The sharp edges are the things that scare me into silence. The sharp edges are the things that make me less than. Those sharp edges are what my nightmares and flashbacks are made of, and I am terrified that somehow those sharp edges will take all the progress I have made and smash it into millions of tiny pieces. So many times, I can't even get the words out, but I can when they are far away and there is a purpose for someone else. When I think of Spunky, all that little girl had to endure, it's on a level that is hard to comprehend. I know she is me, and I am her, but I don't feel like she is a part of me yet. She is something other than which lives outside of me. Sometimes it feels incredibly strange, talking about her as if she were someone else. In my brain, that is just what made sense. I know it was me, I know it happened to me. But my brain had to put it all on her for us to survive. The sharp edges are staring me down right now, as if to say, 'Here I am; what are you going to do?' I try so hard to move on, I have come so far, and this feels like a battle that I am not strong enough for sometimes. I say that, and I know I will be okay, but sometimes it just feels so much bigger than me. I often forget how far I have come, and that it's already happened and can't destroy me anymore. However, that fear is still present and very much alive. I don't fully understand it. On the one hand, I know it has already happened; I am still here, still breathing, and I can't be hurt by it anymore. The other part is still terrified by all those little sharp edges that make up that time; that feels crushing. I know it's over, but for that part of me, she is still trying to figure them out.

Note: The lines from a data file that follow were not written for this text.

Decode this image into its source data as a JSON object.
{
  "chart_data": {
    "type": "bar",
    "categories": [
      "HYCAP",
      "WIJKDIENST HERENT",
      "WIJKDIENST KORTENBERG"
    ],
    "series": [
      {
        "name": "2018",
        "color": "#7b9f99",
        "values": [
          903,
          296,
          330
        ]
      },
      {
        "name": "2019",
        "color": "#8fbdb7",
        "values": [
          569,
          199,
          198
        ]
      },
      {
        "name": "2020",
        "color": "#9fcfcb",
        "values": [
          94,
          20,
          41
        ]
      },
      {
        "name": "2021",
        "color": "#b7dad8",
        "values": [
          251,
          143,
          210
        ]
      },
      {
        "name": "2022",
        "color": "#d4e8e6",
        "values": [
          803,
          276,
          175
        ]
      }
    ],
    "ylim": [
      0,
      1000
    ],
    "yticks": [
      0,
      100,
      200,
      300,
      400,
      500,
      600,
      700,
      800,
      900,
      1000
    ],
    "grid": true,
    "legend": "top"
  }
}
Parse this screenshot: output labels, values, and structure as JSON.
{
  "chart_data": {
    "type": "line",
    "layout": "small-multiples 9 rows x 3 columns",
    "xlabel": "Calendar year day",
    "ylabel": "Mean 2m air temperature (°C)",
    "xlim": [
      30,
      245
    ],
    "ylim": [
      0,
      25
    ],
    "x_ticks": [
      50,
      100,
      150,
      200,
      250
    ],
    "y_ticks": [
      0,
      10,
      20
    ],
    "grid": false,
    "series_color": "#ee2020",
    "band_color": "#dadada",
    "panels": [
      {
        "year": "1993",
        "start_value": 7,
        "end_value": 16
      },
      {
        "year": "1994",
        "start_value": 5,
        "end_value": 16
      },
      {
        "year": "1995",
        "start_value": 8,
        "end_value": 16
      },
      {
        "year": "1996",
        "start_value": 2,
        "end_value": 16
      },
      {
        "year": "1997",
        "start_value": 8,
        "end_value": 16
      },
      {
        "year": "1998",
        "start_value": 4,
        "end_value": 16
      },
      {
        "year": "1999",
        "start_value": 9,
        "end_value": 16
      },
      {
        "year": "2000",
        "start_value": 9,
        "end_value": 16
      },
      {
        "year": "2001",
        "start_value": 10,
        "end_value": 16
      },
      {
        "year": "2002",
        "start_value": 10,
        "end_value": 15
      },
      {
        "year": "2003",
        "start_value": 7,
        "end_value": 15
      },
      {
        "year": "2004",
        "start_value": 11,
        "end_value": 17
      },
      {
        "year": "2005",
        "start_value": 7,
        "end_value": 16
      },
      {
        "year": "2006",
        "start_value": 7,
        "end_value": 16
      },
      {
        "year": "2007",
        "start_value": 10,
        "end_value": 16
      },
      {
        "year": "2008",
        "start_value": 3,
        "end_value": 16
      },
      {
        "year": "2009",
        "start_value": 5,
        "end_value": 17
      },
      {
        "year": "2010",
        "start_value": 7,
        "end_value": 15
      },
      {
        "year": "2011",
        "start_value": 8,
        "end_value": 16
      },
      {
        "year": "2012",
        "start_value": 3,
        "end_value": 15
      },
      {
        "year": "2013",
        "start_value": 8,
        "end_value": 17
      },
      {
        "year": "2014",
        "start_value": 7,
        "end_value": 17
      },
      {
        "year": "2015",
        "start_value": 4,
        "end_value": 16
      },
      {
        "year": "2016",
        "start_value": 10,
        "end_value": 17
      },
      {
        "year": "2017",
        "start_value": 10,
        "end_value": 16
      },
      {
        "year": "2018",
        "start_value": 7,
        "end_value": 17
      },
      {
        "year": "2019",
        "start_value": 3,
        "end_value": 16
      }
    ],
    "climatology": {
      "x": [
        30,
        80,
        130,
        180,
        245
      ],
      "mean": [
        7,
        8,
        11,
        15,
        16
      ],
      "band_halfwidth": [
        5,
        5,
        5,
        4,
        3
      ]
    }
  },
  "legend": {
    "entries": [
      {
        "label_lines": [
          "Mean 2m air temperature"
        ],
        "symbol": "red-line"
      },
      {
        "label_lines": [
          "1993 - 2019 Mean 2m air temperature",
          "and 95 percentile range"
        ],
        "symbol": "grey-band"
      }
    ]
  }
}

Trying to make sense, wanting to understand. She would do anything to make it go away. All the things that I know and how far I have come, this is something I just don't know how to do. This part of my story is screaming at me, wanting something, and I am not sure what to give.

Just so much hurt, for a girl who just wanted to be 13. Still so much pain for a woman of 50 and all that she missed out on. She didn't want to be mature; she didn't want to have all the answers. She just wanted to be a girl who was appreciated for being the sweet person she was. Nothing more, nothing less, just to be cared for and thought of. She wanted someone to look at her and think Wow, how lucky am I to know her. There is such a great loneliness right now that it is hard to find words for. I think I have been alone for most of my life, and it's come to a point where I no longer want to be. There are so many things about me to share: the things I am passionate about, the things that excite me, and the dorky side of me, which finds the strength in the smallest things that you would think are so insignificant. Those are the big things to me. Searching for Amelia's first rainbow was so precious.
A text from Vincent saying he loves me and asks if I need anything. Mariska saying Hello on her break at work. I worry all the time that the 13-year-old part of me makes me unlovable, and that she won't ever find peace. I am scared to death that those sharp edges will haunt her forever. She will eventually be beside me; she has to, because I will never stop fighting. But I want her to truly live; I want her to let the things she sees fall away and know that she deserves the best. It was just that those around her couldn't care for and love her the way she needed. Someday, I want someone to love her so fiercely that she will never look back and will know just how truly lovable she is. Someday, Someday.